In der Kunst gelang es Frauen weit eher als in anderen Bereichen des öffentlichen Lebens, eine akzeptierte Stellung zu erreichen - in der Literatur, Malerei und Musik waren Frauen im 19. Jahrhundert keine Ausnahme mehr. Dennoch blieb die professionelle Kunst als Teil der beruflichen Lebenswelt noch lange eine männliche Domäne, erklärt Pavla Vosahlikova.

"Es war nicht nur so, dass die Männer erwartet haben, dass die Frau ihre eigenen künstlerischen Ambitionen hintan stellt, damit sie sich verwirklichen können - auch ein Großteil der Frauen hat das für die natürliche Ordnung gehalten. Das lässt sich zum Beispiel an der bekannten Künstlerfamilie Manes demonstrieren, wo die begabte Tochter Amalie ihre eigene Karriere geopfert hat, damit sich die Brüder ganz der Kunst widmen konnten. Und diese Ansicht herrschte bis zur Jahrhundertwende vor, auch wenn es natürlich Bestrebungen gab, dass sich auch die Frauen selbstständig mehr zur Geltung bringen können - und gerade Zdenka Braunerova war eine von denen, denen das bis zu einem bestimmten Maß gelungen ist."

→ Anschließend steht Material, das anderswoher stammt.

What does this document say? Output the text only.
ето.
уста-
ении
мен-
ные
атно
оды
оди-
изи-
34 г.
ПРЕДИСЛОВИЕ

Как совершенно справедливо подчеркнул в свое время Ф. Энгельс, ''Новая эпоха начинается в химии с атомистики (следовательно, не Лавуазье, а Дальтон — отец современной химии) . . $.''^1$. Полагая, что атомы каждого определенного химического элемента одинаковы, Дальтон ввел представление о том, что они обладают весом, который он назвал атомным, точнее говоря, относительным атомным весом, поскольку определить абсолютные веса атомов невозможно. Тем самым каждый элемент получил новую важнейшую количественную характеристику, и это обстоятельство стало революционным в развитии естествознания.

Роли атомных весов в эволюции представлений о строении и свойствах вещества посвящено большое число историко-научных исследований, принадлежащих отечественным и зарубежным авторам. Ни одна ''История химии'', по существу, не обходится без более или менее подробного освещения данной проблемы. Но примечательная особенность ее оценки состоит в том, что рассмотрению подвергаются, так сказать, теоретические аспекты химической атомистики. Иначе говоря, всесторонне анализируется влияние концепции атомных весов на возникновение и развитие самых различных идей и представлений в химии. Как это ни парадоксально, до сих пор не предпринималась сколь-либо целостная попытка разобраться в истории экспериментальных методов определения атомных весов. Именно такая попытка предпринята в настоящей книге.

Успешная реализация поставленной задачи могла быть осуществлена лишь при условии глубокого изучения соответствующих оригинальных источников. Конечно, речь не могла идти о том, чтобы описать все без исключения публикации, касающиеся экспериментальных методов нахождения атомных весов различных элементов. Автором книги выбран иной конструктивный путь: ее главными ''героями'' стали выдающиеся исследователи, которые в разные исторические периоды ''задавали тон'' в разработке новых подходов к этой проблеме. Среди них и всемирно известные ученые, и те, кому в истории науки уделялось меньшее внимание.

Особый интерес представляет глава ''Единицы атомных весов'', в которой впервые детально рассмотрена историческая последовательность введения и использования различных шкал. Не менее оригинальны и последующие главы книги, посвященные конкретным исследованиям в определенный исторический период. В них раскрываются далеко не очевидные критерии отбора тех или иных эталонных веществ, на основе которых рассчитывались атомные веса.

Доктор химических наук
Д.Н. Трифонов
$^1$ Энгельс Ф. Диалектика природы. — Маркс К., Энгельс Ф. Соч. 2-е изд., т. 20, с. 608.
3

Insgesamt 35 Referate standen an zwei Tagen auf dem Plan - ein Mammutprogramm. Während der erste Konferenztag ganz Zdenka Braunerova gewidmet war, bot der zweite Tag Platz für weitere Künstlerinnen und die Diskussion um die Voraussetzungen von Künstlertum und Selbstverwirklichung der Frau im Böhmen der Jahrhundertwende. Eine wichtige Rolle spielte dabei etwa der 1865 in Prag gegründete "Americky klub dam", der Amerikanische Damenklub. "Amerikanisch", das sollte schon damals vor allem "modern" bedeuten, und modern war auch der Ansatz des Klubs: Während Damenvereine bis dahin ausschließlich im karitativen Bereich tätig waren, stand beim Amerikanischen Damenklub die Bildung im Mittelpunkt, von der Frauen auch noch in der zweiten Hälfte des 19. Jahrhunderts weitgehend ausgeschlossen waren. Milena Secka hat sich mit der Geschichte des Klubs befasst:

"Ich würde sagen, dass der Klub eine enorme Bedeutung hatte, auch wenn seine Tätigkeit auf Prag beschränkt war, denn es ist ihm gelungen, eine Generation von Frauen heranzuziehen, die sich nicht nur selbst weitergebildet haben, sondern es auch geschafft haben, diese Bildung weiterzugeben."

Der Klub wurde damit zu einem Brutkasten der Emanzipation in Böhmen. Frauen konnten hier ihre Fähigkeiten entwickeln, bekamen aber vor allem auch das Selbstbewusstsein, sie zur Geltung zu bringen. Viele weibliche Karrieren, auch im künstlerischen Bereich, hatten ihr Fundament in dem Prager Amerikanischen Damenklub, erläutert Milena Secka.

"Am Anfang des Klubs standen die Schriftstellerinnen Karolina Svetla und Sofie Podlipska, die schon bei der Gründung bekannte Persönlichkeiten waren. Aber es gab auch eine Reihe Frauen, die sich in dem Klub weitergebildet und an ihrer Karriere gearbeitet haben und aus denen dann später bekannte Künstlerinnen geworden sind - zum Beispiel die Schriftstellerin Eliska Krasnohorska, oder Frauen, die sich mit bestimmten wissenschaftlichen Fächern befassten, etwa die Ethnographin Renata Tyrsova oder die Präsidentengattin Charlotte Masaryk.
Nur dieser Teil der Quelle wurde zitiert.